Kisah Penting Dari Kampung (8) RETOK: Potret Relasi Dua Suku



Yohanes Supriyadi

Retok, nama kampung itu. Menurut ceritanya, berasal dari kata batotok-totok (berkunjungi untuk berkumpul). Kampung ini sejak 2003 menjadi salah satu kampung yang didampingi Yayasan Pangingu Binua untuk program memperkuat relasi antar etnik yang harmonis sebagai upaya pencegahan kekerasan etnik di Kalimantan Barat.
Sebelumnya, saya sudah 2 kali mengunjungi Desa ini. Saya pernah mengunjungi Kampung Babante’, Kampung Retok Acin, dan Parit Tembawang tahun 2001 dan 2003 lalu. Tahun 2001, saya mendampingi tim dari Kostma Borneo Pontianak, sebuah lembaga studi konservasi hutan mangrove pesisir sungai di Kalimantan Barat dan tahun 2003 mendampingi tim assesment Common Ground Indonesia (CGI) untuk assesment program PeaceBuilding Yayasan Akar Pama.
Pagi itu, awan sedikit mendung. Jangan-jangan sebentar lagi hujan, pikir saya mulai khawatir. Saya hanya bawa tas ransel kecil. Didalamnya ada sebuah kamera digital merk Brica, 8 megapixel dan satu buah blocknote. Bersama saya, Yohanes Bosco, Paulus, dan Yulianus. Yohanes Bosco adalah Mahasiswa S2 Fisipol UNTAN yang sedang menulis Tesisnya, Paulus staff Jaringan Pertanian Kalbar dan Yulianus dari Yayasan Akar Pama, pernah menulis buku tentang Retok tahun 2003 lalu.
Tiba di pelataran pelabuhan Seng Hie, saya melihat deretan parkir perahu motor yang menunggu penumpang tujuan Retok.
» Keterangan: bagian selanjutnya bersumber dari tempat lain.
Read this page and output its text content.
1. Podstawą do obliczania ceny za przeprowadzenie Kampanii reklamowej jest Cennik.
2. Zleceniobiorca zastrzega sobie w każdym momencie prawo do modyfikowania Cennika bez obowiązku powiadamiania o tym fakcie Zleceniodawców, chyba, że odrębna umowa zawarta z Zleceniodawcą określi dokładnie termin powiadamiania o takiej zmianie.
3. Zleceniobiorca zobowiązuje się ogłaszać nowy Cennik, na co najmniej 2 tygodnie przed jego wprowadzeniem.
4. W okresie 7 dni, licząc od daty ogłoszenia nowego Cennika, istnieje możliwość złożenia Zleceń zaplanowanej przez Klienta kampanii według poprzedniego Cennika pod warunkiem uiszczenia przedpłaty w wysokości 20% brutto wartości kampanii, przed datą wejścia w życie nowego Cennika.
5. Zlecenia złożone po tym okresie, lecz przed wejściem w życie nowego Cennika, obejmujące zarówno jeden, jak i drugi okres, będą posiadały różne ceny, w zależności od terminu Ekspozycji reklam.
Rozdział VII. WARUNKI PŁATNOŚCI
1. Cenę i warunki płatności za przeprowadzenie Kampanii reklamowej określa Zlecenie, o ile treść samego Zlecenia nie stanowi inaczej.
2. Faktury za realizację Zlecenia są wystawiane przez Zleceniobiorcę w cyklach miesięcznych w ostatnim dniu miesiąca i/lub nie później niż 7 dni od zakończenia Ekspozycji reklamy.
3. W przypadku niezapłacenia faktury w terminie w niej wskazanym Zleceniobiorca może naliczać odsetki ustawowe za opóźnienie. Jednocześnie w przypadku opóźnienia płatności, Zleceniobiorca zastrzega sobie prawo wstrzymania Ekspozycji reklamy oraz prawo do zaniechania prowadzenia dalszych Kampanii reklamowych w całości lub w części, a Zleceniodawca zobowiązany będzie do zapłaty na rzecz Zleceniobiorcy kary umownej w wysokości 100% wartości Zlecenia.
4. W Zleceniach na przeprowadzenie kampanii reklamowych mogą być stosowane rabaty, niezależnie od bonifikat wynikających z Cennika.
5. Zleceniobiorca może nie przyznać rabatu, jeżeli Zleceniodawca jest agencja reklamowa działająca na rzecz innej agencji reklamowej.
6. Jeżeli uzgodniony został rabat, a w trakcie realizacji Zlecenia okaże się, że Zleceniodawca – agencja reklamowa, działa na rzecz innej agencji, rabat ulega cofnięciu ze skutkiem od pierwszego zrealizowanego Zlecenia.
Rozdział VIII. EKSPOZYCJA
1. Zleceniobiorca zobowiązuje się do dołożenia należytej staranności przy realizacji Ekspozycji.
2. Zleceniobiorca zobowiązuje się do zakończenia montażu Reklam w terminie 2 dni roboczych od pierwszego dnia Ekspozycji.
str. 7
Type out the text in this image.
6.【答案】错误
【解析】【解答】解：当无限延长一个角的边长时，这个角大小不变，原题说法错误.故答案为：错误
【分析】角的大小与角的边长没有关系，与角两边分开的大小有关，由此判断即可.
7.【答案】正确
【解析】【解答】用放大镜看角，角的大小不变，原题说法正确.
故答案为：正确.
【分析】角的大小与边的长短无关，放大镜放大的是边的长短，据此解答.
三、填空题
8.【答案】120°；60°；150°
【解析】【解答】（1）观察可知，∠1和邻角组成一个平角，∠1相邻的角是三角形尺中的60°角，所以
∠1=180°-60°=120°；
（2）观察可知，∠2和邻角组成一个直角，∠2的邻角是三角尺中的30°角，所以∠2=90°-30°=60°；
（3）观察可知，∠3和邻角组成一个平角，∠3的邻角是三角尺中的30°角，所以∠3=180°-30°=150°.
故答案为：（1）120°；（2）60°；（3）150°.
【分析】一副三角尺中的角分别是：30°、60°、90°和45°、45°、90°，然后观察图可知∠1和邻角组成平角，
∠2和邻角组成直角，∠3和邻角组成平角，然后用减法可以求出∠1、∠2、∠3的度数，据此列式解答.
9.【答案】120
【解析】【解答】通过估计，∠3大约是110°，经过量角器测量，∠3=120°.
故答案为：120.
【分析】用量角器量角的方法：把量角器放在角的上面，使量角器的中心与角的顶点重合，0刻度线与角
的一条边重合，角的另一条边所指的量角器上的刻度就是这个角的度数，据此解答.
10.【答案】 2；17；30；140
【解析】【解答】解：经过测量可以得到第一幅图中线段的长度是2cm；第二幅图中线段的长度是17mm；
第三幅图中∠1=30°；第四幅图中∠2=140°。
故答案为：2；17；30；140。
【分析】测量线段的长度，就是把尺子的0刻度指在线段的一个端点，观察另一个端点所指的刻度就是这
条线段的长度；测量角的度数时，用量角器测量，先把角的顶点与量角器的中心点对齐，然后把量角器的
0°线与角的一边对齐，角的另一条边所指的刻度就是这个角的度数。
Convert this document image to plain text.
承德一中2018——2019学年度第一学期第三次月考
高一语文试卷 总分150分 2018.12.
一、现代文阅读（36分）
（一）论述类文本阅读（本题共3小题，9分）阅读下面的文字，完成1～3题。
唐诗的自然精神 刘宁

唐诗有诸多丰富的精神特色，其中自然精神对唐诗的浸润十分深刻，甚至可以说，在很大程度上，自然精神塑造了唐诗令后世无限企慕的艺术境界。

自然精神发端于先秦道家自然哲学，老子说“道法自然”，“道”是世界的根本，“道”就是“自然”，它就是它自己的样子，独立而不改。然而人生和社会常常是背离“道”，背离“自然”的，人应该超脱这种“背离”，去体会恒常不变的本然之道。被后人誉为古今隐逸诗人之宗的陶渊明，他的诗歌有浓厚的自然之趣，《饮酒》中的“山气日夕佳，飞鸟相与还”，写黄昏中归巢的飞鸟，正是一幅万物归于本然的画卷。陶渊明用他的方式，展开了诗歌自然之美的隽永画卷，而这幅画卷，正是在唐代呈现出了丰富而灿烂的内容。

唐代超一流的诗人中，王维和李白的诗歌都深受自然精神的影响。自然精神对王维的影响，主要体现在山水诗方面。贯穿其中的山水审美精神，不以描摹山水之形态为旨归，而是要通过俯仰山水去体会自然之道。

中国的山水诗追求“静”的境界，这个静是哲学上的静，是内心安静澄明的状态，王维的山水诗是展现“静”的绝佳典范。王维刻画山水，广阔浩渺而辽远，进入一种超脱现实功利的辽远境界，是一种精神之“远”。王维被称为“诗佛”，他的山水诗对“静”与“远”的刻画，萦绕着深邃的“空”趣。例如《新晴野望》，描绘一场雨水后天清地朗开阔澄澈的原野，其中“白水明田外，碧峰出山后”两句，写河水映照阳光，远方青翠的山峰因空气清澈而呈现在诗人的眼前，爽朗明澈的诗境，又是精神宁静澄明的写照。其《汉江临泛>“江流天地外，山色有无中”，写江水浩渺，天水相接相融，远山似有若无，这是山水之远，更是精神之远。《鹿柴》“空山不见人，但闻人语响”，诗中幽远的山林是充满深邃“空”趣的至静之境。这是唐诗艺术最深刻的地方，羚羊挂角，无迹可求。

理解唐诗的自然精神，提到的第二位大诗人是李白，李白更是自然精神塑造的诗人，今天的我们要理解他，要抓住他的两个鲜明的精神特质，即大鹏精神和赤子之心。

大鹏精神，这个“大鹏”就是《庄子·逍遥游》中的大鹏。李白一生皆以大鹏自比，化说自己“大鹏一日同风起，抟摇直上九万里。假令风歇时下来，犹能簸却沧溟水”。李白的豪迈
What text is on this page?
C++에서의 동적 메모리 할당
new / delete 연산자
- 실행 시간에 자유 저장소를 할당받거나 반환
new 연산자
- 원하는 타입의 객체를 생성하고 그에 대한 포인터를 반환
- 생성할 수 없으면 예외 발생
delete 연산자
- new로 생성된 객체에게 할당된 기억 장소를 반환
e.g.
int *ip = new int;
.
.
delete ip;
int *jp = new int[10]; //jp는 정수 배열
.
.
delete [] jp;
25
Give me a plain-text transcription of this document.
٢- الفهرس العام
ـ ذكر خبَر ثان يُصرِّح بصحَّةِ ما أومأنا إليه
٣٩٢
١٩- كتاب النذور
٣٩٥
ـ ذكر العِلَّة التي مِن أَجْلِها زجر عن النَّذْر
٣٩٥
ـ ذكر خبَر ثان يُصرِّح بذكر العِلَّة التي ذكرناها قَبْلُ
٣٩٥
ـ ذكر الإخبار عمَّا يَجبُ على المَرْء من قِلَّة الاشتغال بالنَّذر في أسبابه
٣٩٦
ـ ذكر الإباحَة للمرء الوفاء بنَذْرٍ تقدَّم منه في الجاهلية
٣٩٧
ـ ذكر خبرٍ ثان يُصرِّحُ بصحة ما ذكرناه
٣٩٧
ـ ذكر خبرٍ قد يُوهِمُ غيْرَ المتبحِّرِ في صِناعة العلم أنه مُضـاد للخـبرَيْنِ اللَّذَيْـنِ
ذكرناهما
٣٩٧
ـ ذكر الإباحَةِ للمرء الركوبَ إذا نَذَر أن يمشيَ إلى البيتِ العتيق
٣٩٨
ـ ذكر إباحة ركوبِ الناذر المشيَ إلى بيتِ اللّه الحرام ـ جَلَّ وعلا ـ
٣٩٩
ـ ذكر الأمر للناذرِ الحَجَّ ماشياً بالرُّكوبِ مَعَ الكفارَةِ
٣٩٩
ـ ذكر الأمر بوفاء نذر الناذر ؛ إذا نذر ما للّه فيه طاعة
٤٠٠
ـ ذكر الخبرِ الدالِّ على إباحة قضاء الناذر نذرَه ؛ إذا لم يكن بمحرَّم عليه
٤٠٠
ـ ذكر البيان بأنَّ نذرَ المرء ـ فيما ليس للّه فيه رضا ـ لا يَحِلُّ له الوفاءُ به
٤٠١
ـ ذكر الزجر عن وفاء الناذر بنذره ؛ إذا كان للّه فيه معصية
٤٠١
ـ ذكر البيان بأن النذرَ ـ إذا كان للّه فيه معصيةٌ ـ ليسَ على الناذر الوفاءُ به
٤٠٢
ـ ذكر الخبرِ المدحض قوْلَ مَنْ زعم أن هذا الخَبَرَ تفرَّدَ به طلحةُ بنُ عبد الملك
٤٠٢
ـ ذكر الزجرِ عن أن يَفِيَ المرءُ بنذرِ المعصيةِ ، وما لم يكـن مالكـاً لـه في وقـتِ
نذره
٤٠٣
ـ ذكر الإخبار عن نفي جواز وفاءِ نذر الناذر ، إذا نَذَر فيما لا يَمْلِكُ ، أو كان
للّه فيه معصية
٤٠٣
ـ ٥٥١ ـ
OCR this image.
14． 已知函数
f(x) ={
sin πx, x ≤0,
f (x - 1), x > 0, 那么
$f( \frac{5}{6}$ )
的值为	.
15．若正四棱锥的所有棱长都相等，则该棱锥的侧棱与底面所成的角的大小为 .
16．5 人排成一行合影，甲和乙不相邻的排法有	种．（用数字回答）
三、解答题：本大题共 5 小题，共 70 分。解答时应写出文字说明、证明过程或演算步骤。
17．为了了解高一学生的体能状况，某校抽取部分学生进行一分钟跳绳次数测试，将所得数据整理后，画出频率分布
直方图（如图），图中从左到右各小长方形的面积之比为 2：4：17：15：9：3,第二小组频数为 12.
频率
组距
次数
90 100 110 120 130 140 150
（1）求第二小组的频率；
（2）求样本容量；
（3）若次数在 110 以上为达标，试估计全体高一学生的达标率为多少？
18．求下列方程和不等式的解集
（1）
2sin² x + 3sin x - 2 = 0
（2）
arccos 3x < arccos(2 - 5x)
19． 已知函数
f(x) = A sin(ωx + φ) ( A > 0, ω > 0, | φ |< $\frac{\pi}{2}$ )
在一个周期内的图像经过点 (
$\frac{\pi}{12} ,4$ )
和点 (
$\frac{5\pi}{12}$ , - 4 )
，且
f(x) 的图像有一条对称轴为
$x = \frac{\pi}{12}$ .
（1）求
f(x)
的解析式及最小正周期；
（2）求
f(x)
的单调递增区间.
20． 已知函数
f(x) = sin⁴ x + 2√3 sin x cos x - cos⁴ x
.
Ada 10 buah !. Yulianus menuturkan, rata-rata perahu motor ini bermesin 6 silinder dengan daya tampung 300 penumpang dan ± 8 ton barang. Sambil menunggu Paulus yang beli rokok, Yulianus yang beli sayur, saya berkeliling dermaga. Berikut ini perahu motor yang beroperasi di sungai Retok – Pontianak: Karya Indah, Akeng (milik pengusaha Tionghoa), Sinar Jaya, H.Umar (milik pengusaha Madura), Budi Jaya, Budi (milik pengusaha Tonghoa), Karena Budi, Akong (milik pengusaha Dayak), dan Dewi Murni, Aau (milik pengusaha Tionghoa).
Dengan sedikit perdebatan dari Bosco, saya memutuskan kami menumpang perahu motor ”Karena Budi”. Bosco memang pelanggan setia Budi Jaya kalau ke Retok. Hanya ada 20 orang penumpang diperahu motor ini, dari paras dan logat bicaranya, saya tahu mereka orang Madura. Penumpang juga terpencar-pencar, ada yang didalam perahu dan beberapa naik dek. Saya, dan tim keatas dek. Dari cerita Yulianus, duduk diatas dek selain menikmati udara diatas sungai yang segar, pemandangan juga indah. “yang paling penting, suara perahu motor tidak terlalu berisik dan keras disini” ujarnya terkekeh.
Empat jam “duduk” diatas air, saya menikmati indahnya panorama hutan mangrove dan tumbuhan sagu ditepi-tepi sungai. Sungai juga telah berubah, dulu sungai ini hitam pekat dan mengkilap, gumam saya dalam hati. Kini air sungai telah kekuning-kuningan. Dalam laporan perjalanannya, 2005 lalu, Bosco menulis bahwa sungai ini telah “tercemar mercuri” akibat pertambangan emas diperhuluan sungai Tumanse dan Sungai Ringin yang ada didaerah Kecamatan Mandor Kabupaten Landak. Saya terdiam. Saya memang menyaksikan sendiri perubahan warna disungai ini dari atap perahu motor yang saya tumpangi hari itu.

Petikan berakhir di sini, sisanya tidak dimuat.